Tagged: The Blitz

Following on from my last post, here is another photograph of Church Street taken some 70 years later.
It takes a moment to work out the location, but the Bluecoat Chambers in the background is the giveaway. The whole area was badly bombed in the War and the empty site is where Russell’s, watch makers and jewellers, had their store. The building was well-known for a large ornamental clock attached to its corner with Church Alley (the corner of their building with part of the clock can just be seen on the far left of the previous 1880 photograph).
After the War, the site was acquired by the Littlewood empire and has since become Primark.
The street immediately behind the cleared site is Old Post Office Place, a dog-leg of a street, once a busy backstreet but since the post-War rebuilding little more than a service road for the shops fronting Church Street. The Bluecoat, too, was bombed but fortunately most of the shell survived.

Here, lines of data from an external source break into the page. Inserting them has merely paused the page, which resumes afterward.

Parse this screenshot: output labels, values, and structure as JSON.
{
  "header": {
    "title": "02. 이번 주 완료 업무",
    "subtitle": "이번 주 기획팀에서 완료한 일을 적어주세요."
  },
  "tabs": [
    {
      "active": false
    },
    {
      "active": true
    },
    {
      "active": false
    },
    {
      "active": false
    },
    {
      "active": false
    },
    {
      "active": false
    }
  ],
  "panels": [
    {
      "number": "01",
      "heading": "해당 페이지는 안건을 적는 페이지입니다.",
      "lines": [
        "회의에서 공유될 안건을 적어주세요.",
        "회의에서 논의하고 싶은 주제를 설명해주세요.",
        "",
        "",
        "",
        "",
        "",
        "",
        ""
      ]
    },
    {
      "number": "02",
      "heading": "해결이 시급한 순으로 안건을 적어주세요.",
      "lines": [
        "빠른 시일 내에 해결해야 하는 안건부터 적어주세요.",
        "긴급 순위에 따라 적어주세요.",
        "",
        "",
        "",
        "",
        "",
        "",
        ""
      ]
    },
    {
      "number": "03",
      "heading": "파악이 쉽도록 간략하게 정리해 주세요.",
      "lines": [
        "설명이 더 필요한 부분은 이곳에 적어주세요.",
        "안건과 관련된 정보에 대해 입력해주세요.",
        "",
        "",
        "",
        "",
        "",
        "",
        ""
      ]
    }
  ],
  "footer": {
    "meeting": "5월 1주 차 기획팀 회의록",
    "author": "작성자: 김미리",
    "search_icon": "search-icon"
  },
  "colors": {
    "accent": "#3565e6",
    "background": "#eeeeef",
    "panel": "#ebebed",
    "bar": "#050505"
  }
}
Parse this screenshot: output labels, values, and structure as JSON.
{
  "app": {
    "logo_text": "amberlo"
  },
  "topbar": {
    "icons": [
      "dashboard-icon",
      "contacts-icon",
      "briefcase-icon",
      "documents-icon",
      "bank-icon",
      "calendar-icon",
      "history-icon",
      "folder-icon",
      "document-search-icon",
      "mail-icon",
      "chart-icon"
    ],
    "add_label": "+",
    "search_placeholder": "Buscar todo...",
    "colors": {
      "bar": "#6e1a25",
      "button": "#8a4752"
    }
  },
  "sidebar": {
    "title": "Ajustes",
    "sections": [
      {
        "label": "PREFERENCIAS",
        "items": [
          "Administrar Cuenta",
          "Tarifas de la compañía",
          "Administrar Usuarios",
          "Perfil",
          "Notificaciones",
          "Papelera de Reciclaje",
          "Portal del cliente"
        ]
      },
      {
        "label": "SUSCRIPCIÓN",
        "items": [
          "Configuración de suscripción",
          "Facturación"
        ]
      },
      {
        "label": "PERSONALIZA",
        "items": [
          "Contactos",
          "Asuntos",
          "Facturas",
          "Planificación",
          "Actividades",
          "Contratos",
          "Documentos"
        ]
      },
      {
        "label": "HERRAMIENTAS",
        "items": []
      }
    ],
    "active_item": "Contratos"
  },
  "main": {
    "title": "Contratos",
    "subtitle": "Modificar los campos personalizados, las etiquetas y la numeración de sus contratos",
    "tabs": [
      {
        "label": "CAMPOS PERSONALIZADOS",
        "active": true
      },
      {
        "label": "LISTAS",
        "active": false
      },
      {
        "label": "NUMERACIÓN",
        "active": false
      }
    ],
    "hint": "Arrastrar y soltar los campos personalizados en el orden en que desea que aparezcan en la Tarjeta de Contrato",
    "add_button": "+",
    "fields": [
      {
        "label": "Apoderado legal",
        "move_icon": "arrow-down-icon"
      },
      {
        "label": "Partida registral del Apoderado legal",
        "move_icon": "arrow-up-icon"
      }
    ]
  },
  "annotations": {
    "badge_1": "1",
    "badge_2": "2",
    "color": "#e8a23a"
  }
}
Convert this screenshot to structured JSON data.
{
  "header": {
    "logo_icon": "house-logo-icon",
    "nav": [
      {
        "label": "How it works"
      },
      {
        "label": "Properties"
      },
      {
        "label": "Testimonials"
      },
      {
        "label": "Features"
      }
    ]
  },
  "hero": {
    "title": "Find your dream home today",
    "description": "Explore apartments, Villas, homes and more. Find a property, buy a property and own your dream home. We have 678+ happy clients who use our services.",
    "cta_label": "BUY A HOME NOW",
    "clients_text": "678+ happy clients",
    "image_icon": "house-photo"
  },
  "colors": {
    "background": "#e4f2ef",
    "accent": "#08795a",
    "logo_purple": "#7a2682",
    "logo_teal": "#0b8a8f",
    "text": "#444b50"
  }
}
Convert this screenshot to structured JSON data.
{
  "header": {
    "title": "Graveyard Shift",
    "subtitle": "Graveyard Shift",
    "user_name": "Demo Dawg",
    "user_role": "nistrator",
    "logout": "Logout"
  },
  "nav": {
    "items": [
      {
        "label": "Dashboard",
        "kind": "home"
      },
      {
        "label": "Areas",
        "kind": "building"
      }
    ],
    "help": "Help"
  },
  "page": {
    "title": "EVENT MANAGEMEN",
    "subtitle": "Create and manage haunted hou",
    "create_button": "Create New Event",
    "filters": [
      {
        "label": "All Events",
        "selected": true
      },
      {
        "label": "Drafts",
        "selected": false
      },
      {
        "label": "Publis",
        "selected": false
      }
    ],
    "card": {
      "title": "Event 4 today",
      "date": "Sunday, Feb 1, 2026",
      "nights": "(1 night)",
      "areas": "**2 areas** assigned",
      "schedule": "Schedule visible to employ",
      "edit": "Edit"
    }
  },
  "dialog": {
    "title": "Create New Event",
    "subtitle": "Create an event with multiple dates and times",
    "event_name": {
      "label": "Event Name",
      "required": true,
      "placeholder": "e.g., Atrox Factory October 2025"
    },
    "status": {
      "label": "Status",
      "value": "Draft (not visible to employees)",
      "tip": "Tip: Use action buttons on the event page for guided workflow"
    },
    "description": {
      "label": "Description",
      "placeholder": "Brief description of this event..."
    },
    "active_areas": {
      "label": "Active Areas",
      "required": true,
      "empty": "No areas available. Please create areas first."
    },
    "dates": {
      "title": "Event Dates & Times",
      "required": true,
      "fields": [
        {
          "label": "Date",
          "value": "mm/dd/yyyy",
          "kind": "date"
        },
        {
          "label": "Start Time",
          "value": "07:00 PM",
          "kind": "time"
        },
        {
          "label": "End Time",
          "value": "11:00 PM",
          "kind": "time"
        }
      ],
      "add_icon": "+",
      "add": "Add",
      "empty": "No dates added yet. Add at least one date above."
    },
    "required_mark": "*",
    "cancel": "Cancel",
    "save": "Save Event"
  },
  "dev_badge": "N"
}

What a loss it would have been to have lost such a key, early building.

Watching BBC News this morning, I was made aware that today marks the 70th anniversary of the start of the Blitz. As always, the focus was on London – with just an incidental mention that other places in the country were also affected. I was going to post these photographs in November to mark the Durning Road tragedy but the news item made me reconsider the timing. The direct hit on the large underground shelter in Durning Road, Edge Hill, was the worst single incident in the Liverpool Blitz as regards loss of life.
In the early hours of 29 November 1940, during the heaviest air raid to date, a parachute mine hit the Junior Instruction Centre in Durning Road, collapsing into the shelter below and crushing many of its 300 occupants. Boiling water from the central heating system and gas from fractured mains poured in. Raging fires overhead also made rescue work extremely dangerous. In all, 166 men, women and children were killed. Many more were badly injured. Joe Lucas lost two brothers and two sisters in the tragedy and recalled that his traumatised mother did not speak for six months.

We are not very good at marking such events but there is still time to have some form of official recognition of such a terrible event. I am writing to the Lord Mayor – and I hope others will make some representation to have a small ceremony of some kind. After all, Liverpool did have the highest number of casualties of any city outside of London and it is important that there is recognition of such suffering.